Ah, Rizzo. By this point, Hoffman is pulling-out all the stops to convince me that Rizzo’s decline has descended into pathos; a trick he’ll pull again a few years later in Papillon (1973).
A thought here: had Schlesinger possessed greater authority over Hoffman, he might’ve seen the mugging for what it was and got his actor to tone things down a little. Trouble was, after The Graduate, Hoffman was a rising star and having him on the posters was one way of ensuring the movie – a difficult sell from the outset – would find an audience. So, either the director indulged Hoffman because of the power-dynamic at-play, or because he was blind-sided by his virtuosity. It’s interesting to compare Hoffman’s performance to the effortless grace deployed by Voight throughout and telling that, in this review, it’s Hoffman who gets noticed: which might very well have been his plan all along…
We’re going-out the same way we came-in: with Joe Buck aboard a Greyhound bus. Except now, the pretence has gone. During a rest break on the long trip South, he has time to visit a store and emerge in a short-sleeved shirt and regular trousers. Into a bin, go the boots and jacket. They were part of his original costume; a disguise behind which he was hiding all along. And now it’s gone. He has no need of them; not for the new life that awaits him: that of a ‘normal guy’.
This is Buck’s redemption. Thanks to Shirley and her bulging address book, he was on the verge of realising his ambition, but instead he’s leaving with the one true friend he has in the world and the only one he trusts. Miami calls them both like a siren’s song. But only one of them will soar in answering the call.
It’s time to put away childish things.
And Rizzo? Well, Rizzo gets to see Florida for a while…
Always an underdog of a movie, thanks to its ‘X-rating’, Schlesinger’s choice of material was vindicated in the end, scooping a trio of Academy Awards for himself as a Director, for Salt’s vibrant screenplay and, sweetest of all, Best Picture. To this day, ‘Cowboy remains the only ’X-rated’ picture ever to win the Academy’s top-prize; a record that’ll never be beaten, since the ratings board dropped the rating years ago.
They might not have walked-off with awards on the night, but a word for musical supervisor John Barry, who’s theme remains a quintessential part of his canon. Then there’s Harry Nilsson, who’s version of ‘Everybody’s talkin’’ is the perfect accompaniment to key scenes. DP Adam Holender, was also able to bring a certain sheen to proceedings that hold-up to this day.

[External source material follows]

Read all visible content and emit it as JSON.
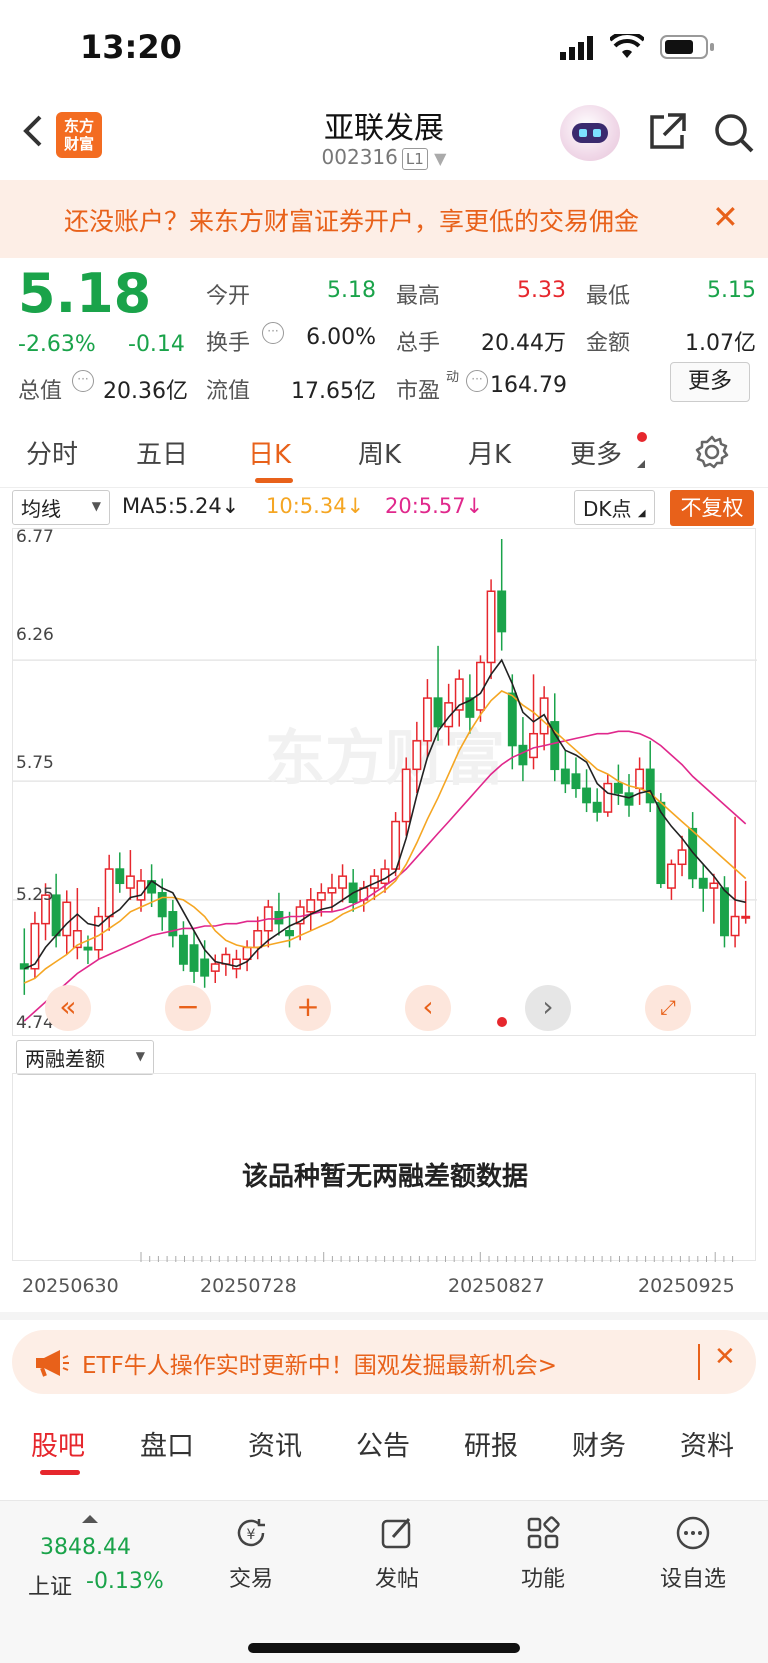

There’s a tonal variety between the wind-blown, over-exposed scenes in Texas and the dark, glowering view of New York and it’s credit to both Holender and Schlesinger, that their shared vision was able to survive unscathed.
For a long spell, Midnight Cowboy was the poster-child for edgy cinema. It shone a light on ‘difficult subjects’, such as male prostitution and recreational drug-taking; areas that a notoriously conservative Academy might’ve been expected to dismiss out-of-hand. But 1969 was an interesting time. Vietnam was still aflame, but the USA had just put a man on the moon. ‘Peace and love’ might not have changed the world as some might’ve hoped, but a new, empowered & enlightened generation were assuming their place in the world. For a time, anything seemed possible.
Midnight Cowboy as Best Picture? Why not? Let’s show the kids – and, more importantly, an emerging cadre of independent Producers & Directors – that the Academy remains relevant.
It wouldn’t last.
But Midnight Cowboy would continue to shine.
‘You got more ladies in Miami than in any resort area in the country there. I think per capita, on a given day, there’s probably, eh, three hundred of ’em on the beach. In fact, you can’t even scratch yourself without getting a belly button there up the old kazoo there.’